Spring encourages critical thinking about literary arts, ideas and ideologies, and the world around us. Like her instruction, her scholarship seeks to ground academic interests in lived experience. For instance, she explores the gendered and raced discourse of sweetness and power in “Don’t Call Me Cupcake Bitch: Selling Women Sugar In Cristina García’s Dreaming In Cuban and United Statesian Popular Culture,” and the commodification of eating and ethnicity in “Of Cabbages and Kings: On Reading Food Culture and Other Compositions.”

Research and Creative Interests: Comparative Literature, Cultural Criticism, and Gender Studies Teaching Interests:

Teaching Approach: I'm committed to student ­centered learning because active, ongoing education encourages us to make thoughtful choices and resist what Socrates calls the unexamined life.
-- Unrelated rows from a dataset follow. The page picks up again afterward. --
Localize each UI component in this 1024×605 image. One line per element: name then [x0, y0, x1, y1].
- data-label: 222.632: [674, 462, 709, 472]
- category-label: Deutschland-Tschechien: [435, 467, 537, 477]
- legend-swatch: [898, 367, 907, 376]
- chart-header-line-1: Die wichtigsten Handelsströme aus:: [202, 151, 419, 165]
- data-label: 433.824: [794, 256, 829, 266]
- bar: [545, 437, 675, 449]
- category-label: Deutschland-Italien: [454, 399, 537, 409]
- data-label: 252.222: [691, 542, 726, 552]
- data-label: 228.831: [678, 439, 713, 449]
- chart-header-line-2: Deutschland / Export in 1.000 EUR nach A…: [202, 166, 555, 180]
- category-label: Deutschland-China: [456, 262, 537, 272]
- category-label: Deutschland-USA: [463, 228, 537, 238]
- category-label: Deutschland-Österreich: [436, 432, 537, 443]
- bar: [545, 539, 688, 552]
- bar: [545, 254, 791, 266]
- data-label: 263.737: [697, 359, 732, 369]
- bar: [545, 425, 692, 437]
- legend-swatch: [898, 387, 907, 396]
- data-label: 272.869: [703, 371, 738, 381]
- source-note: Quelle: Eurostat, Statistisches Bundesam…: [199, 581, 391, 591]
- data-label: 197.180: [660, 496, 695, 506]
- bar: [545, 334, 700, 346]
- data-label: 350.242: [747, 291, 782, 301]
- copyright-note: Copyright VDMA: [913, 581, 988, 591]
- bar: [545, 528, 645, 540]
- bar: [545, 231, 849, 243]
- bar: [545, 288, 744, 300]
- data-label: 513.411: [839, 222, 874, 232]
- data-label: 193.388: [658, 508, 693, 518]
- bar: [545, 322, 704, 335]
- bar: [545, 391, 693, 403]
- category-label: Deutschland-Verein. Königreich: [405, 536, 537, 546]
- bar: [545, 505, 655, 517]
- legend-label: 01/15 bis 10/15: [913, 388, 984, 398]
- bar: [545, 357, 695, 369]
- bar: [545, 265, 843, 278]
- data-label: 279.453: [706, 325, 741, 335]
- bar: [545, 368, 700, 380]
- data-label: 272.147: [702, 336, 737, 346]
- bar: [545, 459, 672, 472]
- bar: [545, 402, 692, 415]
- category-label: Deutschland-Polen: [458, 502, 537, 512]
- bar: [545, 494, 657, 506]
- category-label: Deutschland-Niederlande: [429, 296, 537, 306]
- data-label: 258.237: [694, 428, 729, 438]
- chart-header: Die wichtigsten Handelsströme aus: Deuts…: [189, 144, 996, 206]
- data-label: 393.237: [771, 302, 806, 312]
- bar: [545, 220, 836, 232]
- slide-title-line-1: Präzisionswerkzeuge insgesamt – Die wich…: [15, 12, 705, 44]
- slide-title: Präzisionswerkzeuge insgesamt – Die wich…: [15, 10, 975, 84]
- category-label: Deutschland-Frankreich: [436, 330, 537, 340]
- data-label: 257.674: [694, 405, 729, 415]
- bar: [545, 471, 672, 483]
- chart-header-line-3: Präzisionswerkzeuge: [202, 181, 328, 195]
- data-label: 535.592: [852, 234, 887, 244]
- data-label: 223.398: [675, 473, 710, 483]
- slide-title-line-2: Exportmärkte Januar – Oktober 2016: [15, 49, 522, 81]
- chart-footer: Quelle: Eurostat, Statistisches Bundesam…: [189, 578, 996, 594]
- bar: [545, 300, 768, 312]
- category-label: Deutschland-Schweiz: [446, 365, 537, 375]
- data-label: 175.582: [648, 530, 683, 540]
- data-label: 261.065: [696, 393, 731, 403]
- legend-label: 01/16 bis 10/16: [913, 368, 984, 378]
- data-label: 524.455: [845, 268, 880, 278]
To this end, I rely on a teaching style that binds books and lived experience.

Why did you become an English professor? While Ralph Waldo Emerson probably didn't picture me as his "American Scholar," I certainly did. 

What do you expect of students?
I expect students to stretch. Because in the liberal arts, we're after nothing short of freeing minds.
 

Outside of being a professor, what do you do for fun and/or relaxation? I'm not afraid to admit a penchant for the likes of Harry Potter, Percy Jackson, and Once Upon A Time.